Brodsky's sensibilities owe more to mathematics than perhaps any other writer
ever, an algebraic parody of grammar and plot. One is constantly reminded of
Bertrand Russell's quip that "Mathematics may be defined as the subject in
which we never know what we are talking about, nor whether what we are saying
is true". Every sentence has to be read several times, usually not quite in
tune with what went before or what goes after.
Brodsky's new novella "Midtown Pythagoras" is his most explicit in referring to
mathematics. (It is also very explicit in referring to its deconstructionist
roots.) The story is, fortunately, among his more readable fictions, and as a
bonus, it can even be read without the help of an unabridged dictionary.
The title refers to one Pete T. Haggeras. The story begins by enumerating
Pete's quirks, like not eating beans, reminiscent of the historical Pythagoras.

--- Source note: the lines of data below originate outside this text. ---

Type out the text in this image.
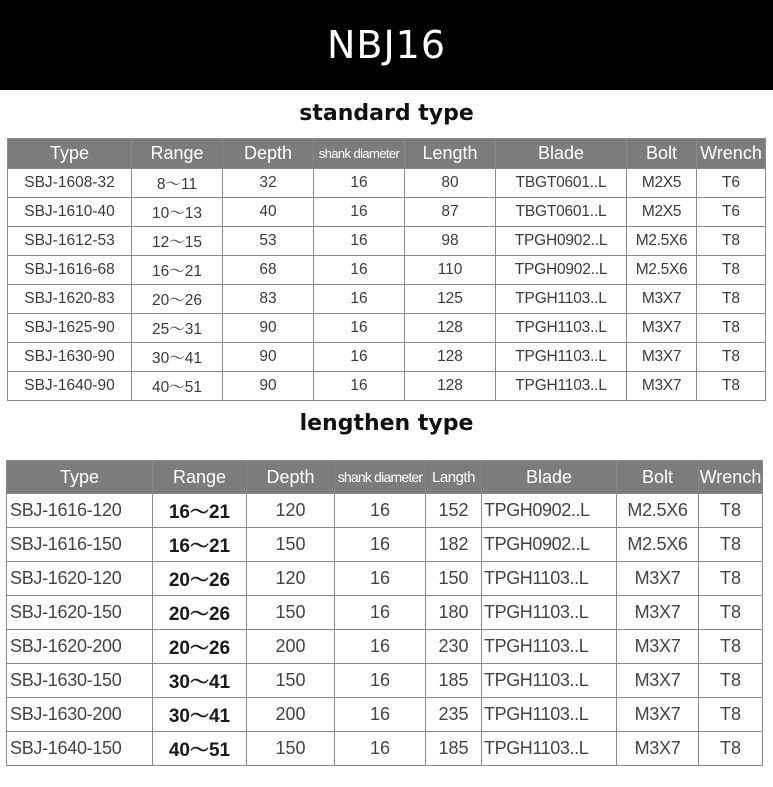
NBJ16
standard type
Type	Range	Depth	shank diameter	Length	Blade	Bolt	Wrench
SBJ-1608-32	8～11	32	16	80	TBGT0601..L	M2X5	T6
SBJ-1610-40	10～13	40	16	87	TBGT0601..L	M2X5	T6
SBJ-1612-53	12～15	53	16	98	TPGH0902..L	M2.5X6	T8
SBJ-1616-68	16～21	68	16	110	TPGH0902..L	M2.5X6	T8
SBJ-1620-83	20～26	83	16	125	TPGH1103..L	M3X7	T8
SBJ-1625-90	25～31	90	16	128	TPGH1103..L	M3X7	T8
SBJ-1630-90	30～41	90	16	128	TPGH1103..L	M3X7	T8
SBJ-1640-90	40～51	90	16	128	TPGH1103..L	M3X7	T8
lengthen type
Type	Range	Depth	shank diameter	Langth	Blade	Bolt	Wrench
SBJ-1616-120	16～21	120	16	152	TPGH0902..L	M2.5X6	T8
SBJ-1616-150	16～21	150	16	182	TPGH0902..L	M2.5X6	T8
SBJ-1620-120	20～26	120	16	150	TPGH1103..L	M3X7	T8
SBJ-1620-150	20～26	150	16	180	TPGH1103..L	M3X7	T8
SBJ-1620-200	20～26	200	16	230	TPGH1103..L	M3X7	T8
SBJ-1630-150	30～41	150	16	185	TPGH1103..L	M3X7	T8
SBJ-1630-200	30～41	200	16	235	TPGH1103..L	M3X7	T8
SBJ-1640-150	40～51	150	16	185	TPGH1103..L	M3X7	T8
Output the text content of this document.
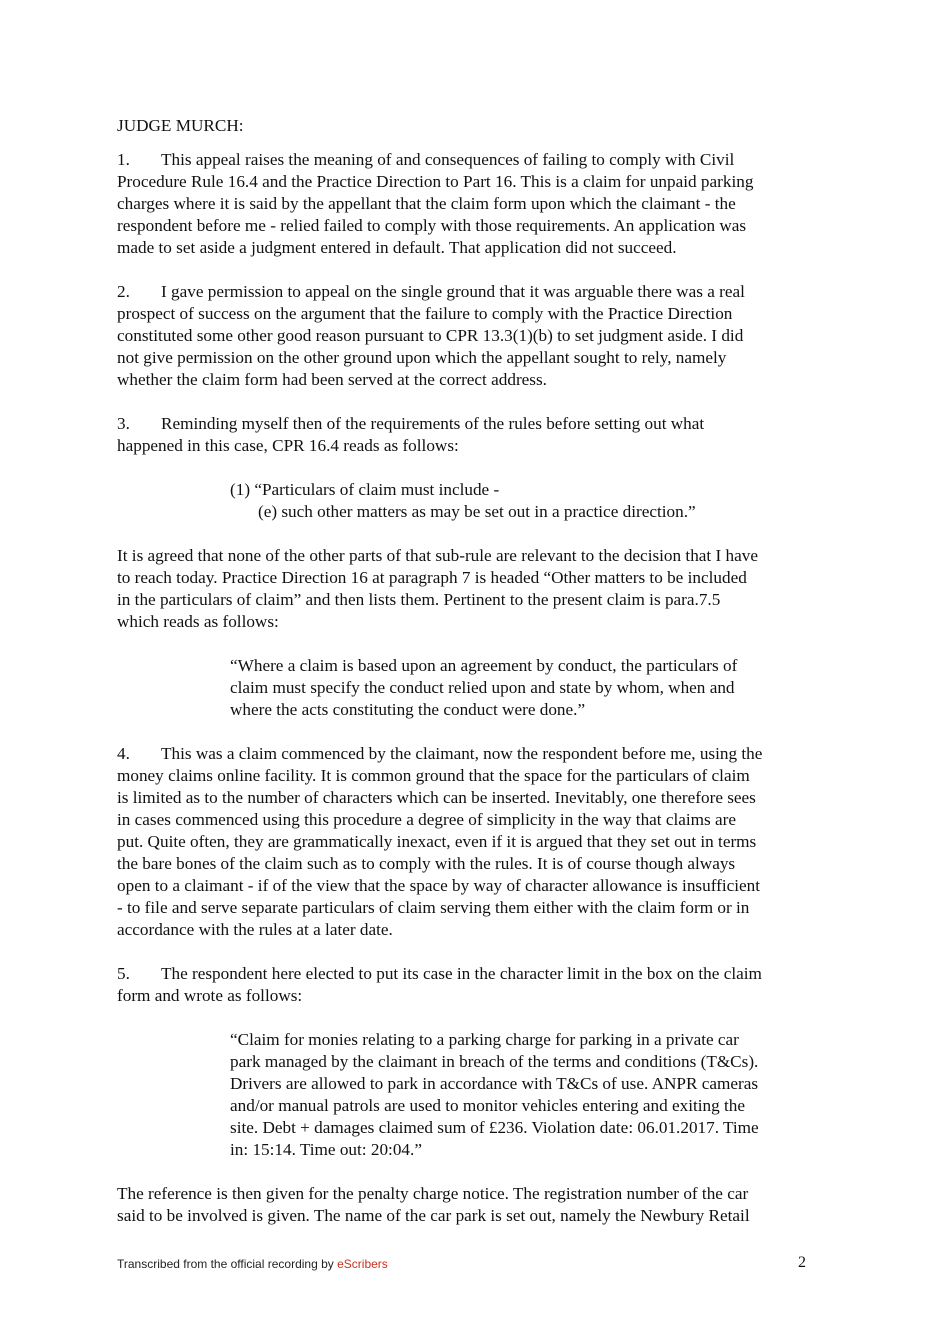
JUDGE MURCH:
1. This appeal raises the meaning of and consequences of failing to comply with Civil
Procedure Rule 16.4 and the Practice Direction to Part 16. This is a claim for unpaid parking
charges where it is said by the appellant that the claim form upon which the claimant - the
respondent before me - relied failed to comply with those requirements. An application was
made to set aside a judgment entered in default. That application did not succeed.
2. I gave permission to appeal on the single ground that it was arguable there was a real
prospect of success on the argument that the failure to comply with the Practice Direction
constituted some other good reason pursuant to CPR 13.3(1)(b) to set judgment aside. I did
not give permission on the other ground upon which the appellant sought to rely, namely
whether the claim form had been served at the correct address.
3. Reminding myself then of the requirements of the rules before setting out what
happened in this case, CPR 16.4 reads as follows:
(1) “Particulars of claim must include -
(e) such other matters as may be set out in a practice direction.”
It is agreed that none of the other parts of that sub-rule are relevant to the decision that I have
to reach today. Practice Direction 16 at paragraph 7 is headed “Other matters to be included
in the particulars of claim” and then lists them. Pertinent to the present claim is para.7.5
which reads as follows:
“Where a claim is based upon an agreement by conduct, the particulars of
claim must specify the conduct relied upon and state by whom, when and
where the acts constituting the conduct were done.”
4. This was a claim commenced by the claimant, now the respondent before me, using the
money claims online facility. It is common ground that the space for the particulars of claim
is limited as to the number of characters which can be inserted. Inevitably, one therefore sees
in cases commenced using this procedure a degree of simplicity in the way that claims are
put. Quite often, they are grammatically inexact, even if it is argued that they set out in terms
the bare bones of the claim such as to comply with the rules. It is of course though always
open to a claimant - if of the view that the space by way of character allowance is insufficient
- to file and serve separate particulars of claim serving them either with the claim form or in
accordance with the rules at a later date.
5. The respondent here elected to put its case in the character limit in the box on the claim
form and wrote as follows:
“Claim for monies relating to a parking charge for parking in a private car
park managed by the claimant in breach of the terms and conditions (T&Cs).
Drivers are allowed to park in accordance with T&Cs of use. ANPR cameras
and/or manual patrols are used to monitor vehicles entering and exiting the
site. Debt + damages claimed sum of £236. Violation date: 06.01.2017. Time
in: 15:14. Time out: 20:04.”
The reference is then given for the penalty charge notice. The registration number of the car
said to be involved is given. The name of the car park is set out, namely the Newbury Retail
Transcribed from the official recording by eScribers	2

We soon learn of his obsession with numbers, in the form of favorite novels
(like The Sign of Four or Towards Zero) or favorite movies (like
Five Graves to Cairo or Forty Guns. A kind of plot appears:
Pete, who spends his time fixating on clouds and the Manhattan skyline,
capturing them in his Mixed Materials, and then leaving their traces all over
Manhattan, is upset that someone is erasing his traces, and so he hires a
All the characters speak in a barely comprehensible ramble, and along the way,
the rambling sometimes turns mathematical. Concerns about the
incommensurability of the diagonal of a square to its edge, and Dedekind cuts,
and Gödelian unprovability make their appearance. (Humorously, when one
character knowingly refers to Gödel, another character unknowingly refers in
response to Girdle.)
Amusingly enough, Brodsky seems to share Pete's obsession with numbers in one
aspect. His long-time previous publisher was Four Walls Eight Windows. When
they were bought out, Brodsky switched to Six Gallery Press.